I don’t usually post lists of links, but the flurry of great material on forecasting that hit my screen over the past few days is inspiring me to make an exception. Here in no particular order are several recent pieces that deserve wide reading:

  • The Weatherman Is Not a Moron.” Excerpted from a forthcoming book by the New York Times’ Nate Silver, this piece deftly uses meteorology to illustrate the difficulties of forecasting in complex systems and some of the ways working forecasters deal with them. For a fantastic intellectual history on the development of the ensemble forecasting approach Silver discusses, see this July 2005 journal article by John Lewis in the American Meteorological Society’s Monthly Weather Review.
  • Trending Upward.” Michael Horowitz and Phil Tetlock write for Foreign Policy about how the U.S. “intelligence community” can improve its long-term forecasting. The authors focus on the National Intelligence Council’s Global Trends series, which attempts the Herculean (or maybe Sisyphean) feat of trying to peer 15 years into the future, but the recommendations they offer apply to most forecasting exercises that rely on expert judgment. And, on the Duck of Minerva blog, John Western pushes back: “I think there is utility in long-range forecasting exercises, I’m just not sure I see any real benefits from improved accuracy on the margins. There may actually be some downsides.” [Disclosure: Since this summer, I have been a member of Tetlock and Horowitz’s team in the IARPA-funded forecasting competition they mention in the article.]
  • Theories, Models, and the Future of Science.” This post by Ashutosh Jogalekar on Scientific American‘s Curious Waveform blog argues that “modeling and simulation are starting to be considered as a respectable ‘third leg’ of science, in addition to theory and experiment.” Why? Because “many of science’s greatest current challenges may not be amenable to rigorous theorizing, and we may have to treat models of phenomena as independent, authoritative explanatory entities in their own right.” Like Trey Causey, who pointed me toward this piece on Twitter, I think the post draws a sharper distinction between modeling for simulation and explanation than it needs to, but it’s a usefully provocative read.
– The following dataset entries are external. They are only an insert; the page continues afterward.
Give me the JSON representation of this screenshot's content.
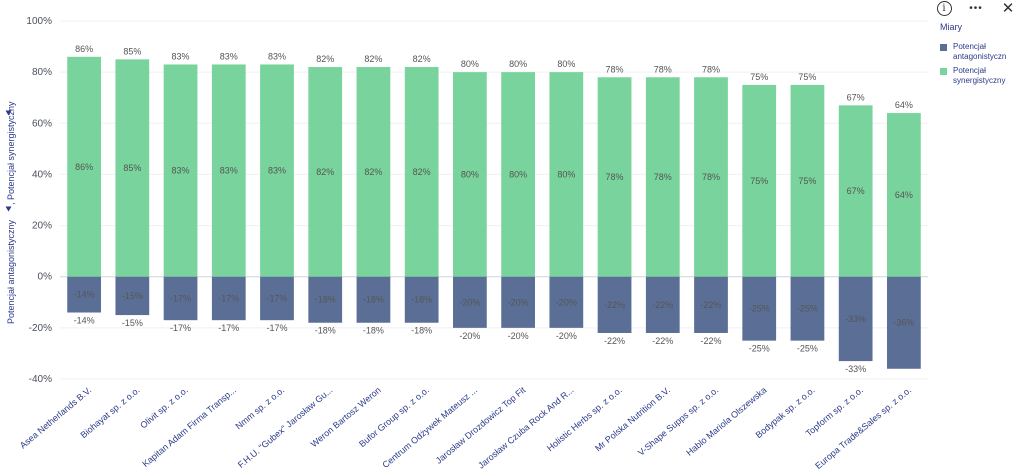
{
  "toolbar": {
    "info_icon": "info-icon",
    "more_icon": "more-icon",
    "close_icon": "close-icon",
    "info_glyph": "i",
    "more_glyph": "•••",
    "close_glyph": "✕"
  },
  "legend": {
    "title": "Miary",
    "items": [
      {
        "label": "Potencjał antagonistyczn",
        "color": "#5b6f96"
      },
      {
        "label": "Potencjał synergistyczny",
        "color": "#79d39c"
      }
    ]
  },
  "chart_data": {
    "type": "bar",
    "stacked": "diverging",
    "ylabel_parts": [
      "Potencjał antagonistyczny",
      ", Potencjał synergistyczny"
    ],
    "ylim": [
      -40,
      100
    ],
    "yticks": [
      -40,
      -20,
      0,
      20,
      40,
      60,
      80,
      100
    ],
    "categories": [
      "Asea Netherlands B.V.",
      "Biohayat sp. z o.o.",
      "Olivit sp. z o.o.",
      "Kapitan Adam Firma Transp...",
      "Nmm sp. z o.o.",
      "F.H.U. \"Gubex\" Jarosław Gu...",
      "Weron Bartosz Weron",
      "Bufor Group sp. z o.o.",
      "Centrum Odżywek Mateusz ...",
      "Jarosław Drozdowicz Top Fit",
      "Jarosław Czuba Rock And R...",
      "Holistic Herbs sp. z o.o.",
      "Mr Polska Nutrition B.V.",
      "V-Shape Supps sp. z o.o.",
      "Hablo Mariola Olszewska",
      "Bodypak sp. z o.o.",
      "Topform sp. z o.o.",
      "Europa Trade&Sales sp. z o.o."
    ],
    "series": [
      {
        "name": "Potencjał synergistyczny",
        "color": "#79d39c",
        "values": [
          86,
          85,
          83,
          83,
          83,
          82,
          82,
          82,
          80,
          80,
          80,
          78,
          78,
          78,
          75,
          75,
          67,
          64
        ]
      },
      {
        "name": "Potencjał antagonistyczn",
        "color": "#5b6f96",
        "values": [
          -14,
          -15,
          -17,
          -17,
          -17,
          -18,
          -18,
          -18,
          -20,
          -20,
          -20,
          -22,
          -22,
          -22,
          -25,
          -25,
          -33,
          -36
        ]
      }
    ],
    "pos_outside_labels": [
      "86%",
      "85%",
      "83%",
      "83%",
      "83%",
      "82%",
      "82%",
      "82%",
      "80%",
      "80%",
      "80%",
      "78%",
      "78%",
      "78%",
      "75%",
      "75%",
      "67%",
      "64%"
    ],
    "pos_inside_labels": [
      "86%",
      "85%",
      "83%",
      "83%",
      "83%",
      "82%",
      "82%",
      "82%",
      "80%",
      "80%",
      "80%",
      "78%",
      "78%",
      "78%",
      "75%",
      "75%",
      "67%",
      "64%"
    ],
    "neg_inside_labels": [
      "-14%",
      "-15%",
      "-17%",
      "-17%",
      "-17%",
      "-18%",
      "-18%",
      "-18%",
      "-20%",
      "-20%",
      "-20%",
      "-22%",
      "-22%",
      "-22%",
      "-25%",
      "-25%",
      "-33%",
      "-36%"
    ],
    "neg_outside_labels": [
      "-14%",
      "-15%",
      "-17%",
      "-17%",
      "-17%",
      "-18%",
      "-18%",
      "-18%",
      "-20%",
      "-20%",
      "-20%",
      "-22%",
      "-22%",
      "-22%",
      "-25%",
      "-25%",
      "-33%",
      ""
    ],
    "ytick_labels": [
      "-40%",
      "-20%",
      "0%",
      "20%",
      "40%",
      "60%",
      "80%",
      "100%"
    ]
  }
}
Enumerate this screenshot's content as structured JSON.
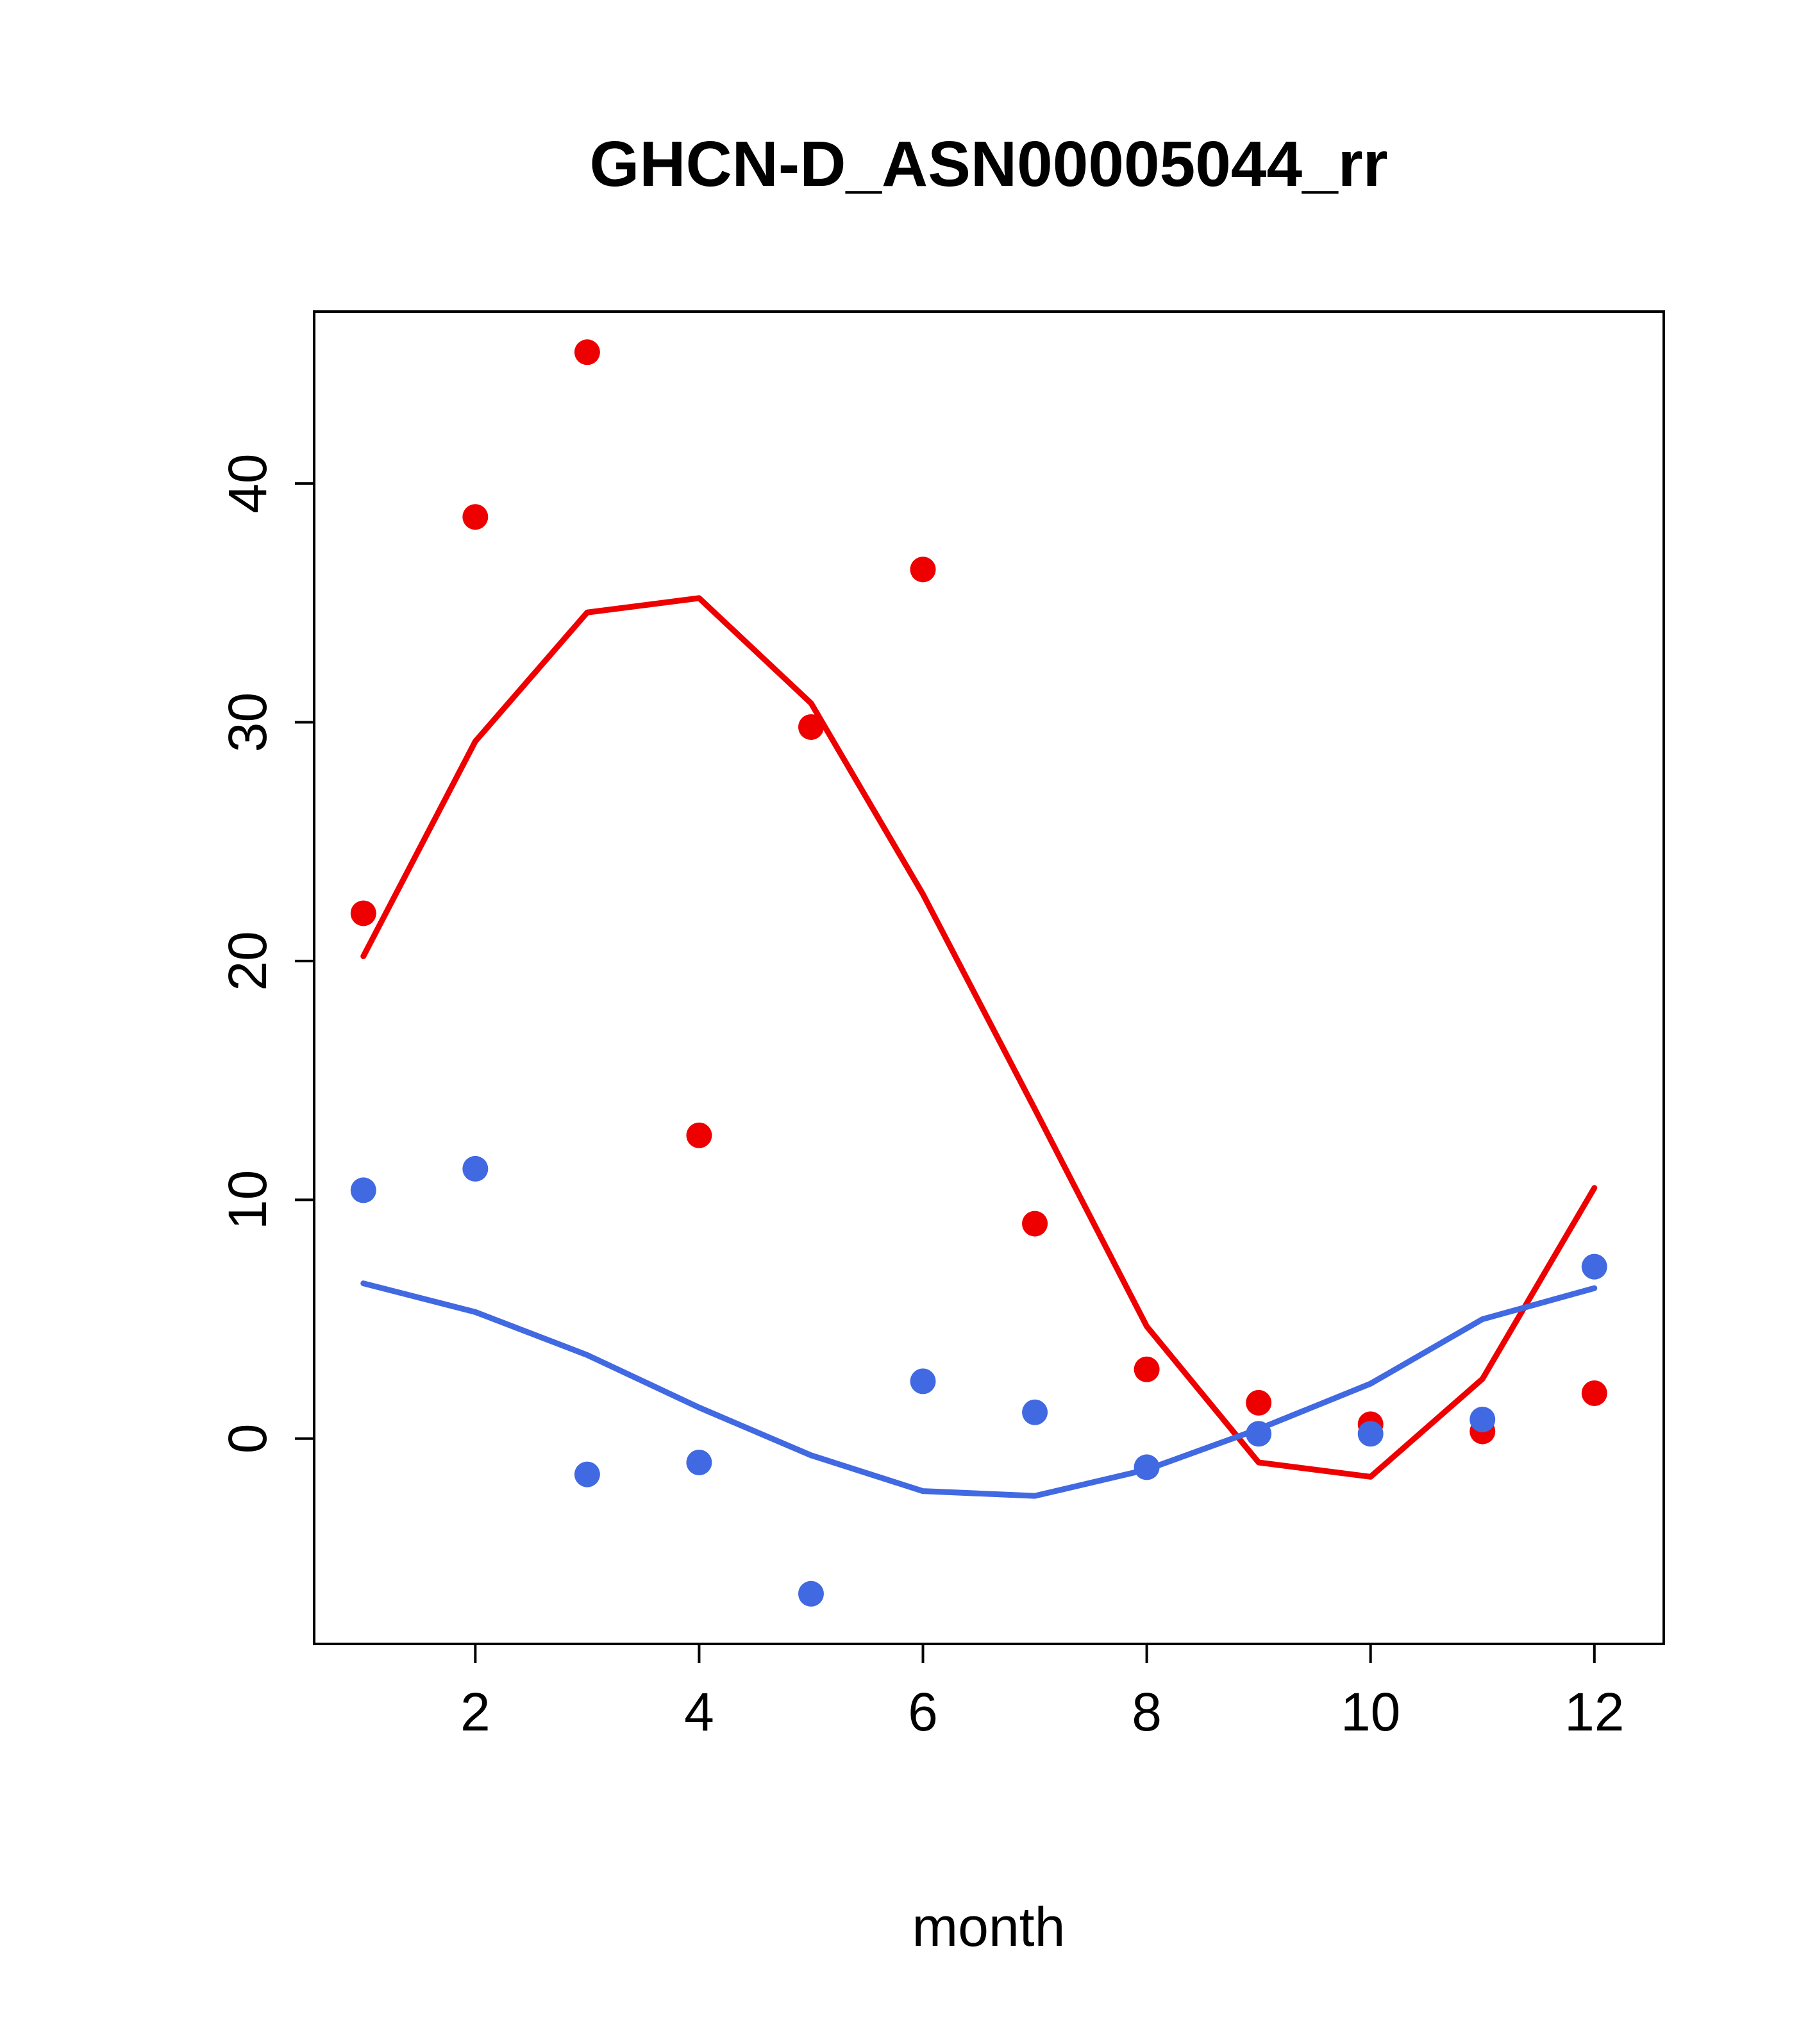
{
  "title": "GHCN-D_ASN00005044_rr",
  "xlabel": "month",
  "chart_data": {
    "type": "scatter",
    "x": [
      1,
      2,
      3,
      4,
      5,
      6,
      7,
      8,
      9,
      10,
      11,
      12
    ],
    "x_ticks": [
      2,
      4,
      6,
      8,
      10,
      12
    ],
    "y_ticks": [
      0,
      10,
      20,
      30,
      40
    ],
    "xlim": [
      0.56,
      12.62
    ],
    "ylim": [
      -8.6,
      47.2
    ],
    "grid": false,
    "legend": "none",
    "colors": {
      "red": "#EE0000",
      "blue": "#4169E1"
    },
    "series": [
      {
        "name": "red-points",
        "kind": "points",
        "color": "#EE0000",
        "values": [
          22.0,
          38.6,
          45.5,
          12.7,
          29.8,
          36.4,
          9.0,
          2.9,
          1.5,
          0.6,
          0.3,
          1.9
        ]
      },
      {
        "name": "red-line",
        "kind": "line",
        "color": "#EE0000",
        "values": [
          20.2,
          29.2,
          34.6,
          35.2,
          30.8,
          22.8,
          13.8,
          4.7,
          -1.0,
          -1.6,
          2.5,
          10.5
        ]
      },
      {
        "name": "blue-points",
        "kind": "points",
        "color": "#4169E1",
        "values": [
          10.4,
          11.3,
          -1.5,
          -1.0,
          -6.5,
          2.4,
          1.1,
          -1.2,
          0.2,
          0.2,
          0.8,
          7.2
        ]
      },
      {
        "name": "blue-line",
        "kind": "line",
        "color": "#4169E1",
        "values": [
          6.5,
          5.3,
          3.5,
          1.3,
          -0.7,
          -2.2,
          -2.4,
          -1.3,
          0.4,
          2.3,
          5.0,
          6.3
        ]
      }
    ]
  }
}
  • The Probabilities of Large Terrorist Events.” I recently finished Nassim Nicholas Taleb’s Black Swan and was looking around for worked examples applying that book’s idea of “fractal randomness” to topics I study. Voilà! On Friday, Wired‘s Social Dimensions blog spotlighted a recent paper by Aaron Clauset and Ryan Woodward that uses a mix of statistical techniques, including power-law models, to estimate the risk of this particular low-probability, high-impact political event. Their approach—model only the tail of the distribution and use an ensemble approach like the aforementioned meteorologists do—seems really clever to me, and I like how they are transparent about the uncertainty of the resulting estimates.